Ici, on est loin de la simple formule " clés en main " : le producteur s'engage techniquement et moralement auprès de son client, qui repart rassuré par l'idée d'un suivi technique téléphonique. Autre satisfaction, ces deux entreprises coopératives utilisent du chanvre issu de cultures biologiques (ou en conversion) sur des terres propres. Ainsi, les fibres produites ne contiennent pas de résidus de pesticides, ni de traces de métaux lourds.
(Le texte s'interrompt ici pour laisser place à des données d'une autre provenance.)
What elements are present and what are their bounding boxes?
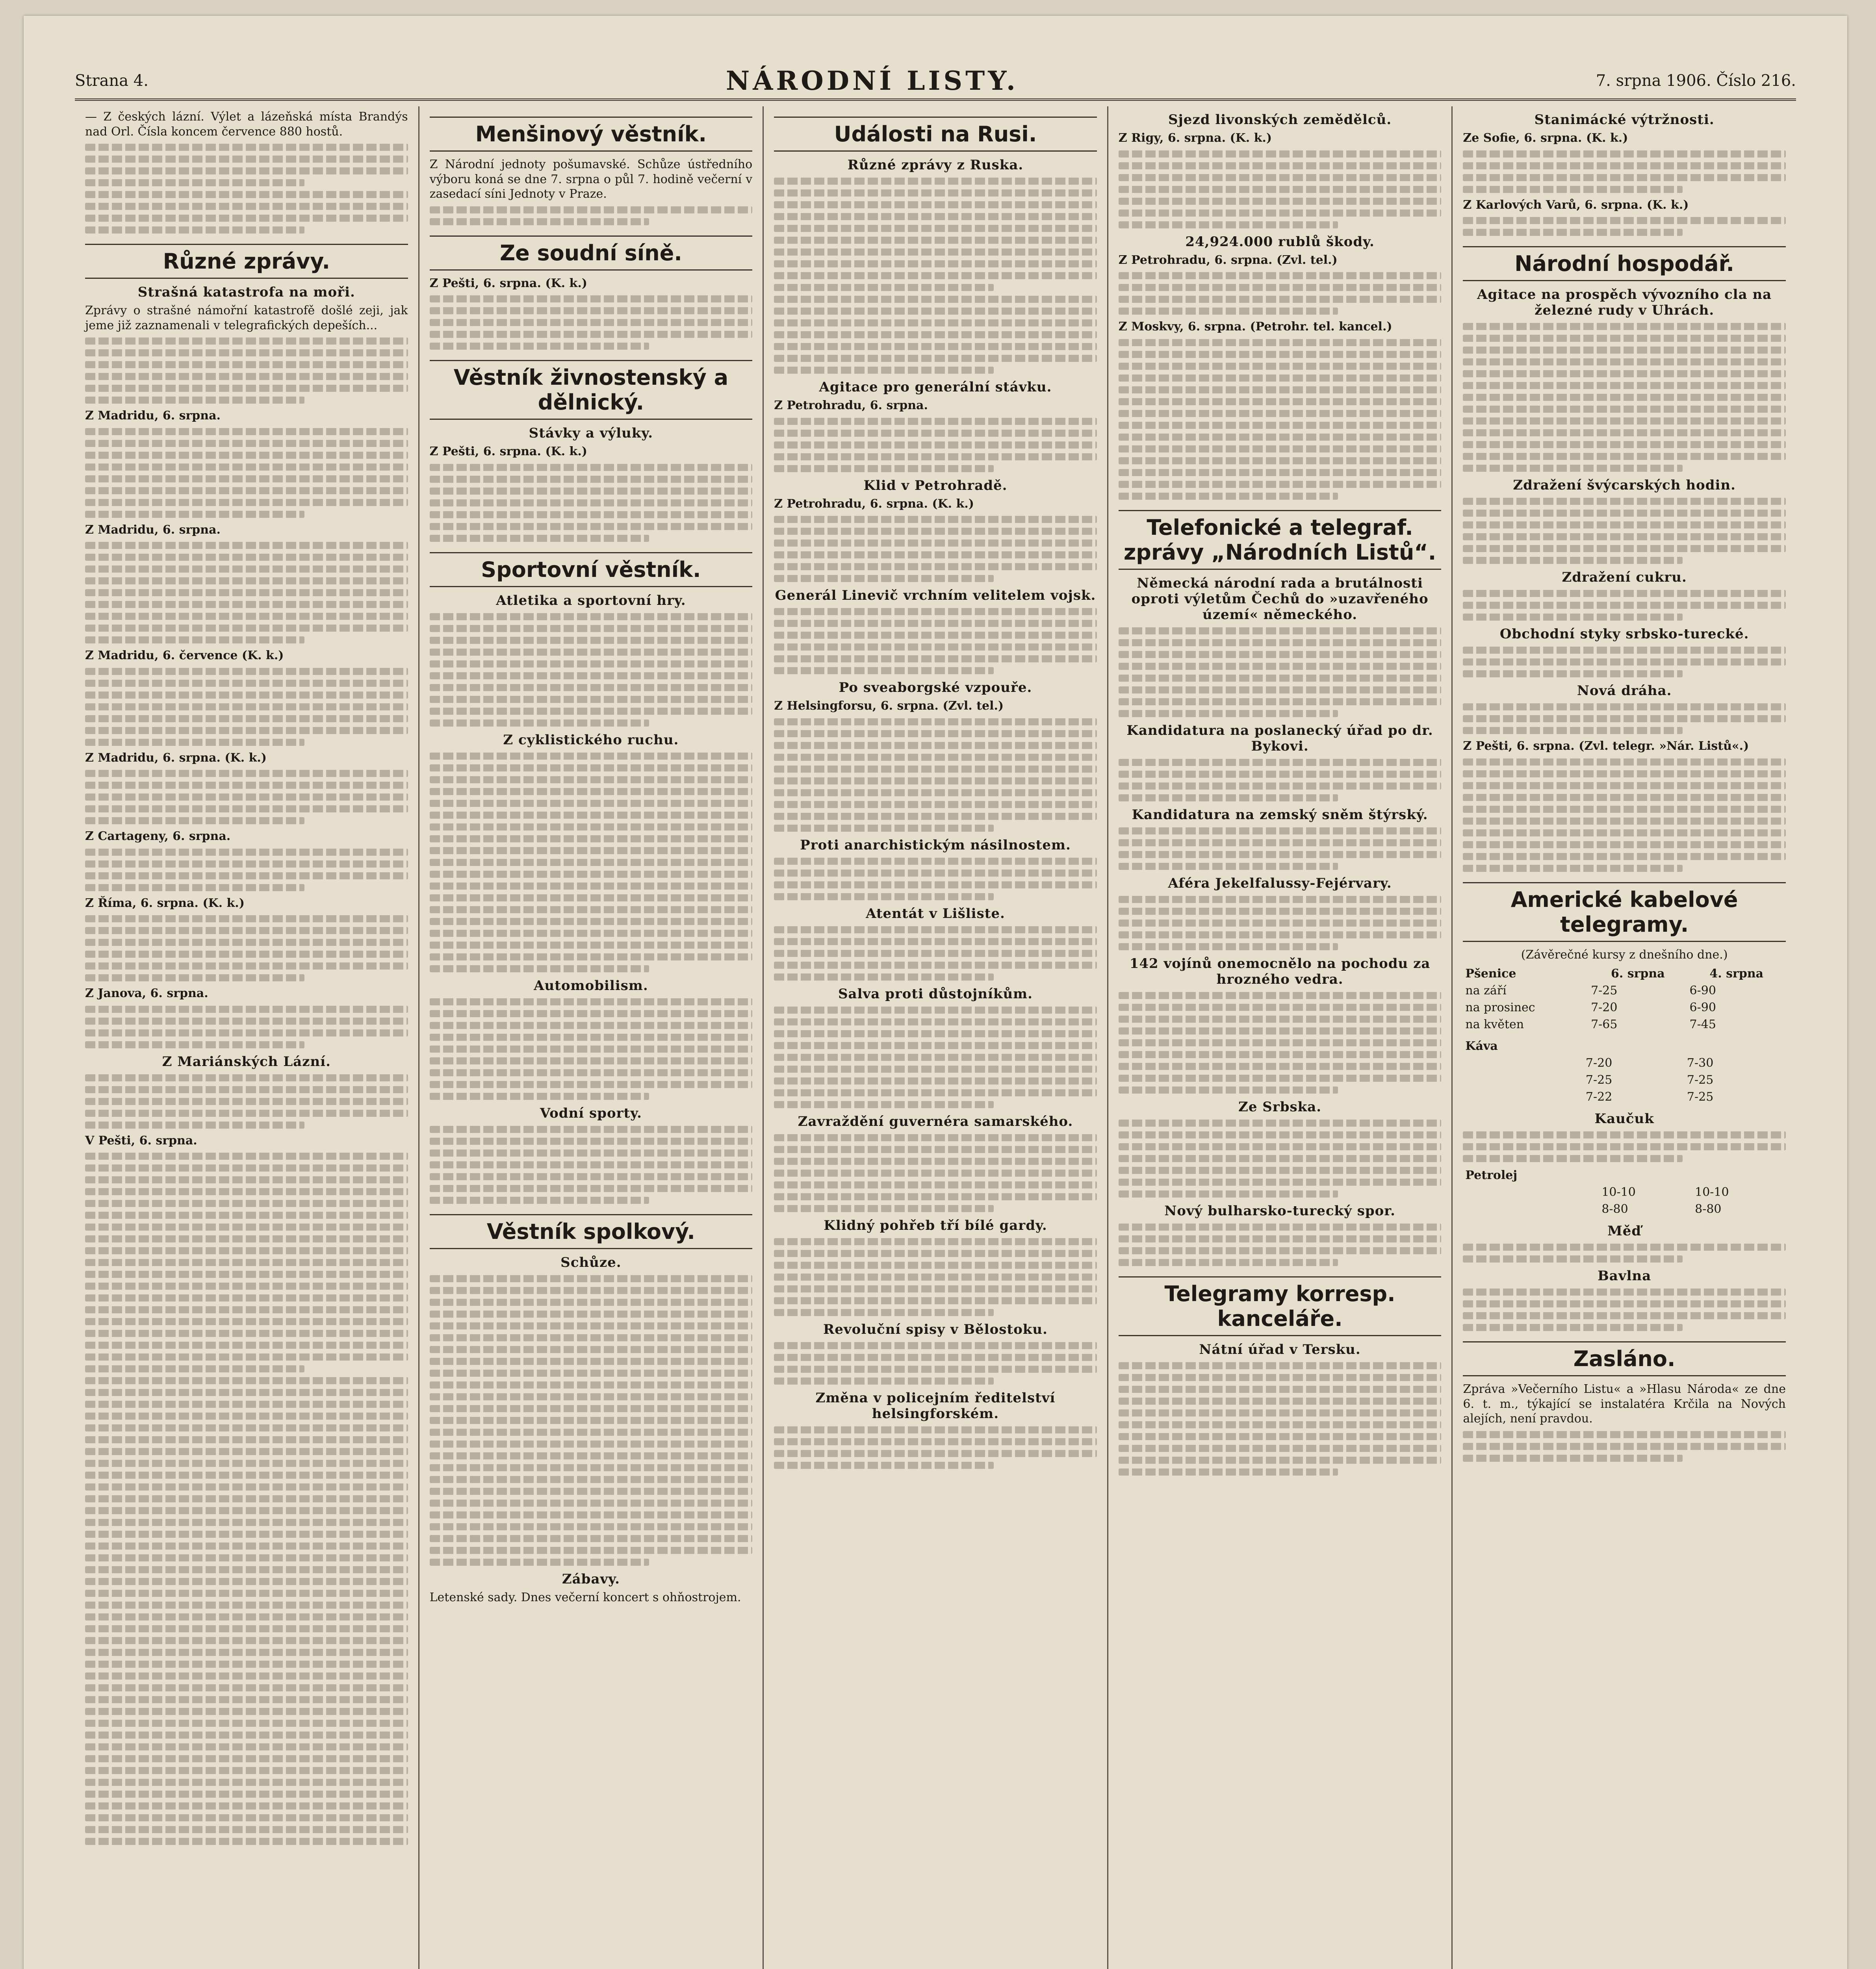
petrol-table [1463,1167,1786,1218]
table-row [1463,1088,1786,1105]
table-row [1463,1184,1786,1201]
section-title-mensinovy-vestnik: Menšinový věstník. [430,117,753,152]
table-cell: na září [1465,984,1507,997]
section-title-telefonicke-zpravy: Telefonické a telegraf. zprávy „Národních Listů“. [1119,510,1442,570]
dateline: Z Petrohradu, 6. srpna. [774,399,928,412]
article-title: Zavraždění guvernéra samarského. [798,1113,1073,1129]
columns [75,106,1796,1969]
column-5 [1453,106,1796,1969]
paragraph: Z Národní jednoty pošumavské. Schůze ústředního výboru koná se dne 7. srpna o půl 7. hodině večerní v zasedací síni Jednoty v Praze. [429,158,753,201]
article-title: Zábavy. [562,1571,620,1587]
table-label: Káva [1465,1039,1498,1053]
table-col-head: 4. srpna [1709,967,1764,981]
article-title: Agitace pro generální stávku. [819,379,1052,395]
article-title: Generál Linevič vrchním velitelem vojsk. [775,588,1096,603]
article-title: Zdražení švýcarských hodin. [1513,477,1736,493]
table-cell: 7-45 [1689,1018,1716,1031]
dateline: Z Cartageny, 6. srpna. [85,829,231,843]
article-title: Kandidatura na poslanecký úřad po dr. Bykovi. [1126,722,1433,754]
telegram-subtitle: (Závěrečné kursy z dnešního dne.) [1521,947,1728,962]
dateline: Z Petrohradu, 6. srpna. (K. k.) [774,497,974,511]
section-title-zivnostensky: Věstník živnostenský a dělnický. [430,360,753,420]
table-cell: na květen [1465,1018,1524,1031]
article-title: Bavlna [1598,1268,1651,1284]
table-cell: 10-10 [1601,1185,1636,1199]
dateline: Z Pešti, 6. srpna. (K. k.) [429,445,587,458]
article-title: Klidný pohřeb tří bílé gardy. [824,1217,1047,1233]
intro-paragraph: — Z českých lázní. Výlet a lázeňská místa Brandýs nad Orl. Čísla koncem července 880 hostů. [85,110,408,139]
dateline: Ze Sofie, 6. srpna. (K. k.) [1463,131,1628,145]
article-title: Atentát v Lišliste. [866,905,1005,921]
page-header [75,63,1796,101]
table-row [1463,1055,1786,1072]
table-cell: 8-80 [1601,1202,1628,1216]
section-title-ruzne-zpravy: Různé zprávy. [85,244,408,279]
article-title: Měď [1607,1223,1642,1239]
table-cell: 7-30 [1687,1056,1714,1070]
article-title: Z Mariánských Lázní. [162,1053,331,1070]
issue-date: 7. srpna 1906. Číslo 216. [1596,72,1796,90]
article-title: Salva proti důstojníkům. [838,986,1033,1002]
article-title: Po sveaborgské vzpouře. [839,680,1032,695]
table-cell: 8-80 [1695,1202,1722,1216]
table-cell: 7-20 [1591,1001,1618,1014]
masthead: NÁRODNÍ LISTY. [726,65,1019,96]
table-cell: 7-25 [1585,1073,1613,1087]
article-title: Revoluční spisy v Bělostoku. [823,1321,1048,1337]
table-cell: 7-20 [1585,1056,1613,1070]
dateline: Z Pešti, 6. srpna. (Zvl. telegr. »Nár. Listů«.) [1463,739,1749,753]
article-title: Německá národní rada a brutálnosti oproti výletům Čechů do »uzavřeného území« německého. [1131,575,1429,623]
article-title: Stávky a výluky. [529,425,653,441]
dateline: Z Madridu, 6. července (K. k.) [85,649,284,662]
table-cell: 10-10 [1695,1185,1729,1199]
column-4 [1108,106,1453,1969]
article-title: Sjezd livonských zemědělců. [1168,112,1392,128]
table-cell: 7-25 [1687,1090,1714,1104]
notice-title: Zasláno. [1463,1341,1786,1376]
article-title: Atletika a sportovní hry. [496,592,686,608]
table-label: Petrolej [1465,1168,1518,1182]
coffee-table [1463,1038,1786,1105]
table-row [1463,999,1786,1016]
table-cell: 6-90 [1689,1001,1716,1014]
dateline: Z Petrohradu, 6. srpna. (Zvl. tel.) [1118,253,1338,267]
dateline: Z Rigy, 6. srpna. (K. k.) [1118,131,1272,145]
table-cell: 7-65 [1591,1018,1618,1031]
table-row [1463,1201,1786,1218]
dateline: Z Říma, 6. srpna. (K. k.) [85,896,245,910]
dateline: Z Pešti, 6. srpna. (K. k.) [429,276,587,290]
article-title: Proti anarchistickým násilnostem. [800,837,1071,853]
page-number: Strana 4. [75,72,148,90]
dateline: V Pešti, 6. srpna. [85,1133,197,1148]
table-label: Pšenice [1465,967,1516,981]
table-row [1463,1016,1786,1033]
section-title-telegramy-korresp: Telegramy korresp. kanceláře. [1119,1276,1442,1336]
article-title: Ze Srbska. [1238,1099,1322,1115]
dateline: Z Moskvy, 6. srpna. (Petrohr. tel. kancel.) [1118,320,1392,334]
article-title: 142 vojínů onemocnělo na pochodu za hrozného vedra. [1129,955,1431,987]
article-lead: Zprávy o strašné námořní katastrofě došlé zeji, jak jeme již zaznamenali v telegrafických depeších... [85,304,408,332]
dateline: Z Helsingforsu, 6. srpna. (Zvl. tel.) [774,699,1004,713]
article-title: Změna v policejním ředitelství helsingforském. [815,1390,1056,1422]
article-title: Zdražení cukru. [1562,569,1687,585]
table-cell: na prosinec [1465,1001,1535,1014]
paragraph: Letenské sady. Dnes večerní koncert s ohňostrojem. [429,1590,741,1604]
newspaper-page [24,16,1847,1969]
article-title: Nová dráha. [1577,683,1672,699]
article-title: Agitace na prospěch vývozního cla na železné rudy v Uhrách. [1477,287,1772,318]
dateline: Z Janova, 6. srpna. [85,986,208,1000]
article-title: Z cyklistického ruchu. [503,732,679,748]
table-cell: 7-25 [1687,1073,1714,1087]
article-title: Automobilism. [534,977,648,994]
section-title-udalosti-na-rusi: Události na Rusi. [774,117,1097,152]
table-col-head: 6. srpna [1611,967,1665,981]
column-2 [419,106,764,1969]
article-title: Kandidatura na zemský sněm štýrský. [1132,807,1428,823]
dateline: Z Karlových Varů, 6. srpna. (K. k.) [1463,198,1689,212]
table-cell: 7-25 [1591,984,1618,997]
table-cell: 6-90 [1689,984,1716,997]
column-1 [75,106,419,1969]
article-title: Nátní úřad v Tersku. [1199,1341,1361,1357]
article-title: Stanimácké výtržnosti. [1534,112,1715,128]
notice-text: Zpráva »Večerního Listu« a »Hlasu Národa« ze dne 6. t. m., týkající se instalatéra Krčila na Nových alejích, není pravdou. [1463,1382,1786,1426]
article-title: Nový bulharsko-turecký spor. [1164,1203,1395,1219]
article-title: Schůze. [560,1254,622,1270]
article-title: Obchodní styky srbsko-turecké. [1499,626,1749,642]
section-title-narodni-hospodar: Národní hospodář. [1463,246,1786,281]
dateline: Z Madridu, 6. srpna. (K. k.) [85,751,267,765]
dateline: Z Madridu, 6. srpna. [85,523,221,537]
article-title: Aféra Jekelfalussy-Fejérvary. [1168,875,1392,891]
table-row [1463,1072,1786,1088]
dateline: Z Madridu, 6. srpna. [85,409,221,423]
section-title-spolkovy: Věstník spolkový. [430,1214,753,1249]
table-cell: 7-22 [1585,1090,1613,1104]
article-title: Různé zprávy z Ruska. [847,157,1024,173]
article-title: Vodní sporty. [540,1105,642,1121]
section-title-americke-telegramy: Americké kabelové telegramy. [1463,882,1786,942]
section-title-soudni-sin: Ze soudní síně. [430,235,753,271]
table-row [1463,982,1786,999]
article-title-katastrofa: Strašná katastrofa na moři. [137,284,355,300]
column-3 [764,106,1108,1969]
article-title: 24,924.000 rublů škody. [1185,234,1375,250]
section-title-sportovni: Sportovní věstník. [430,552,753,587]
article-title: Klid v Petrohradě. [863,477,1008,493]
article-title: Kaučuk [1594,1111,1654,1127]
wheat-table [1463,965,1786,1033]
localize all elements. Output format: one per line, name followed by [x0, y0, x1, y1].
En outre, la transformation s'effectue à l'aide d'une machine spéciale qui permet d'utiliser la plante dans son intégralité et donne une plus forte résistance mécanique au matériau. " Alors que 95 % des produits présents sur le marché proviennent des résidus de défibrages pas toujours adaptés à la construction, souligne Christophe Latouche. C'est pour cela que nous nous sommes lancés dans la culture du chanvre. Et pour proposer un matériau dont le coût ne soit pas prohibitif. "
D'autres associations comme Keryac'h (lieu habité plein de vitalité) et Tiez Breiz, dont le but est de sauvegarder le patrimoine rural de Bretagne, proposent des réunions et des formations. " Parmi nos adhérents, particuliers et professionnels, beaucoup restaurent des maisons anciennes, précise Anne du Beaudiez-Sauvannet, permanente à Tiez Breiz. Leur intérêt pour le chanvre est identique à celui qu'ils portent à la pierre, à la terre et au bois. "
Avec, en prime, une grande capacité d'inertie thermique (il stocke la chaleur et la restitue progressivement) qui lui confère d'incontestables qualités d'isolant, " le chanvre permet de conserver l'aspect irrégulier des murs qui fait le charme de l'ancien ", ajoute Hervé Even, conseiller technique auprès de Tiez Breiz.
À leur tour, les professionnels du bâtiment et les collectivités, inscrits dans une démarche dite de " haute qualité environnementale " ( La " haute qualité environnementale " se propose plusieurs objectifs : diminuer l'impact négatif des bâtiments sur l'environnement, améliorer la qualité du cadre de vie des habitants, mieux maîtriser les dépenses d'énergie.), se trouvent conquis par les qualités du chanvre. Correspondant à cette exigence de qualité, un immeuble est en cours de finition à Rennes, sous le nom de Salvatierra (Ce bâtiment fait partie d'un programme européen, Cepheus, lancé par la Commission européenne, pour promouvoir l'habitation de type passif (consommant peu d'énergie). Neuf bâtiments ont été retenus en Suisse, en Allemagne, en Autriche, en Suède ; un seul en France.) ; il emploie la laine de chanvre comme isolant. Les acheteurs de ses quarante-trois logements se disent intéressés par la perspective de consommer cinq fois moins d'énergie que dans un logement ordinaire.
Preuve est ainsi faite que souci d'économie et intérêt écologique peuvent se conjuguer parfaitement. Le marketing écologique est désormais un moyen de vendre plus, pour certaines entreprises (On trouve du chanvre prêt à l'emploi dans les magasins de bricolage, proposé principalement par les Chanvrières de l'Aube, associées pour l'occasion avec Strasservil, entreprise spécialiste de la chaux.). Jusqu'où peuvent-elles aller ? " Une plante respectueuse de l'environnement " peut-elle être aussi à " vocation industrielle ", comme le suggère un des plus gros transformateurs français et européens? Au consommateur de trancher.